Battle pointed for Matt to return to his math problem and sat next to Julio.
“Want to talk about it?”
“My old man can't let go of my mom.”
“It doesn't give him the right to hit you.”
“I can't hit him back. I don’t want to hit him back. He's my old man, you know?”
“Violence is a lousy solution between family, Julio.”
“Maybe I should just move on. Quit this school thing and get a job. Move out.”
“Maybe your dad hits you because it’s the only way he knows how to communicate.”
“Some coping skills.”
“And if my memory serves me, don’t you have a slight reputation as a bully?”
“Like father like son?” Julio said.
“Doesn’t have to b
e,” Battle said.
“Dang, Mr. Battle. Nothing's simple is it?”
“No.”
Julio slammed an angry fist on the table. “I just don’t know what to do about it. I got no place else to go but jail if I screw up.”
“Want me to talk to him?”
“No. He’ll rip your head off. My old man’s a mean SOB, teach. And he’s got fifty pounds on you.”
“There are better ways to resolve this,” Battle decided. “It begins and ends in conversation.”
Toby arrived for class with the girls dangling from either arm.
“I found these two speaking in baby talk down the block so I snagged them and dragged them to school!” Toby smiled.
Mr. Battle nodded towards Julio and left the room for a minute so they could discuss the fight with his dad. It was frustrating for him that the boy’s father hit him. Would he be crossing the line going to see Julio’s dad? Should he avoid the man altogether and call the police for domestic violence? What would that accomplish? The dad might go to jail, lose his job, and fall behind in the house payments. Then when he got out of jail with new problems, he'd resent his son even more. And then what? A gun or a knife for conflict resolution? He returned to the classroom and circled the students together.
“Listen,” Mr. Battle told them all. “I have a great idea! Anybody up for a class during the day tomorrow? We can skip the evening. What do you say?”
“I’ll have to check my busy schedule,” Amber said.
“I was thinking of maybe looking for a job,” Toby said.

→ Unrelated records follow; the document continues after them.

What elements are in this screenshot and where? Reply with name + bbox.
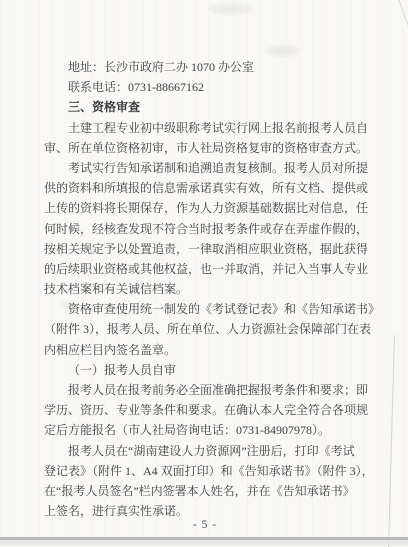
scanned-document-page: 地址：长沙市政府二办 1070 办公室 联系电话：0731-88667162 三…	[0, 0, 408, 545]
document-line: 土建工程专业初中级职称考试实行网上报名前报考人员自	[44, 118, 366, 138]
document-line: 按相关规定予以处置追责，一律取消相应职业资格，据此获得	[44, 239, 366, 259]
document-line: 定后方能报名（市人社局咨询电话：0731-84907978）。	[44, 420, 366, 440]
document-line: 考试实行告知承诺制和追溯追责复核制。报考人员对所提	[44, 158, 366, 178]
phone-line: 联系电话：0731-88667162	[44, 77, 366, 97]
document-line: 上传的资料将长期保存，作为人力资源基础数据比对信息，任	[44, 198, 366, 218]
scan-smudge	[208, 2, 254, 16]
document-line: 资格审查使用统一制发的《考试登记表》和《告知承诺书》	[44, 299, 366, 319]
page-right-edge	[388, 335, 395, 545]
document-line: 技术档案和有关诚信档案。	[44, 279, 366, 299]
document-line: 学历、资历、专业等条件和要求。在确认本人完全符合各项规	[44, 400, 366, 420]
subsection-heading: （一）报考人员自审	[44, 360, 366, 380]
document-line: 在“报考人员签名”栏内签署本人姓名，并在《告知承诺书》	[44, 481, 366, 501]
document-line: 报考人员在报考前务必全面准确把握报考条件和要求；即	[44, 380, 366, 400]
document-line: 的后续职业资格或其他权益，也一并取消，并记入当事人专业	[44, 259, 366, 279]
document-line: 审、所在单位资格初审，市人社局资格复审的资格审查方式。	[44, 138, 366, 158]
document-line: 供的资料和所填报的信息需承诺真实有效，所有文档、提供或	[44, 178, 366, 198]
address-line: 地址：长沙市政府二办 1070 办公室	[44, 57, 366, 77]
document-line: 内相应栏目内签名盖章。	[44, 340, 366, 360]
section-heading: 三、资格审查	[44, 97, 366, 117]
document-line: 报考人员在“湖南建设人力资源网”注册后，打印《考试	[44, 441, 366, 461]
document-line: 登记表》（附件 1、A4 双面打印）和《告知承诺书》（附件 3），	[44, 461, 366, 481]
page-number: - 5 -	[44, 519, 366, 531]
document-line: （附件 3），报考人员、所在单位、人力资源社会保障部门在表	[44, 319, 366, 339]
document-line: 何时候，经核查发现不符合当时报考条件或存在弄虚作假的，	[44, 219, 366, 239]
document-body: 地址：长沙市政府二办 1070 办公室 联系电话：0731-88667162 三…	[44, 57, 366, 521]
page-corner-edge	[397, 0, 408, 41]
scan-background-strip	[0, 540, 408, 545]
scan-smudge	[266, 44, 300, 58]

“Come on, guys! One time only! It’s supposed to be a record-breaking warm December day, too. I’ll tell you what – so it isn’t too much trouble… We can all go hang out at that old tree you talk about. What do you say? I’ll even bring food and sodas.”
“We practically live under that tree,” Matt said. “It will be boring.”
“Not for me. I’ll make it a history or science class or we can talk about religion or politics. What do you say?”
The kids reluctantly agreed to meet him at their hangout the next afternoon.
CHAPTER TWENTY-FOUR
When he arrived at Shooks Run Park the next day, Mr. Battle stopped in the small gravel parking lot next to the baseball diamond as the Tadpoles had instructed. Just like his students had assumed, the parking lot was empty. No children playing on the swing sets, no owners tossing sticks to their dogs, no retirees feeding pigeons.